Violin will be in a good position to get NAND chips from big flash manufacturer Toshiba. And, on the other side, the Japanese company could have an opportunity to complement its own HDD manufacturing activity.

Headquartered in Mountain View, CA, Violin was founded in 2005 by current CTO Jon Bennett and chief strategic officer Donpaul Stephens. This latter, met at CeBIT on FalconStor's booth, explains us that the name Violin was chosen because he loves - but doesn't play - this musical instrument.

Big change at Violin was the arrival in September 2009 of Don Basile as CEO, who was formerly CEO of Fusion-io. Coming from the same company are Matt Barletta, VP of product marketing, and Dixon R. Doll, Jr., COO, as well as storage veteran E. Casey Roche III, VP of business development, that worked for Conner Peripherals (then acquired by Seagate in 1996).

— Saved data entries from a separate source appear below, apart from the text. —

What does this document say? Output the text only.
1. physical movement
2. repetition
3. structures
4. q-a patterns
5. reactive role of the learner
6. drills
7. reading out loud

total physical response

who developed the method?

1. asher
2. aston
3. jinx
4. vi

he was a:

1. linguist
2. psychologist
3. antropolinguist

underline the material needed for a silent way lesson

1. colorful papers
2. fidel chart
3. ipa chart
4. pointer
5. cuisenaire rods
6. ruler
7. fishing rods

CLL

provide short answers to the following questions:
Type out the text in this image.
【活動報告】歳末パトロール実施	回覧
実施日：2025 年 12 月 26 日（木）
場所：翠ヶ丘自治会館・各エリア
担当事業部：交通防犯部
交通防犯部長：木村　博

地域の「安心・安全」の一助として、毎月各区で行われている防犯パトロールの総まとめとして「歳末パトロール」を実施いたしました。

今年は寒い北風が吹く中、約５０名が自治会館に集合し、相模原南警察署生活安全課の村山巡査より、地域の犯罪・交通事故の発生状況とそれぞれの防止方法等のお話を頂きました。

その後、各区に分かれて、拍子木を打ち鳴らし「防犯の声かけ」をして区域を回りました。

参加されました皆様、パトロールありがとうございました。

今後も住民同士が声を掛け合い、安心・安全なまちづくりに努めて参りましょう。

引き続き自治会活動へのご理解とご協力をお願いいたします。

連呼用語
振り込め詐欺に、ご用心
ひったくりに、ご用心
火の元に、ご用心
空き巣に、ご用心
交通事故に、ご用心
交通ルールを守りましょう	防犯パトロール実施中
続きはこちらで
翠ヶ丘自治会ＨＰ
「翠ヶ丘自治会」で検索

With around 40 employees, Violin is not in SSDs but in disk arrays built on flash drives with patents pending. There is an important difficulty to build RAID with flash chips, compared with HDDs: after several writing, some of the NAND memories cannot be used anymore. For example if you have a RAID-5, you have to manage the impossibility to write in parallel on several blocks if one of them is dead. That's why Violin has developed a special controller with patented algorithms - Violin Switched Memory (VXM) technology - to solve this problem. Up to now, the Californian firm is using SLC, MLC coming later this year, said Stepehns

FalconStor has recently decided to resell a PCIe SSD array up to 4TB from Violin to accelerate SAN performance for mission-critical applications. FalconStor NSS SAN Accelerator - or Violin 1010 - is available in North America for $32,000, which includes one solid-state memory array with 500GB of RAID-protected storage capacity, the solution being available through FalconStor's channel partners.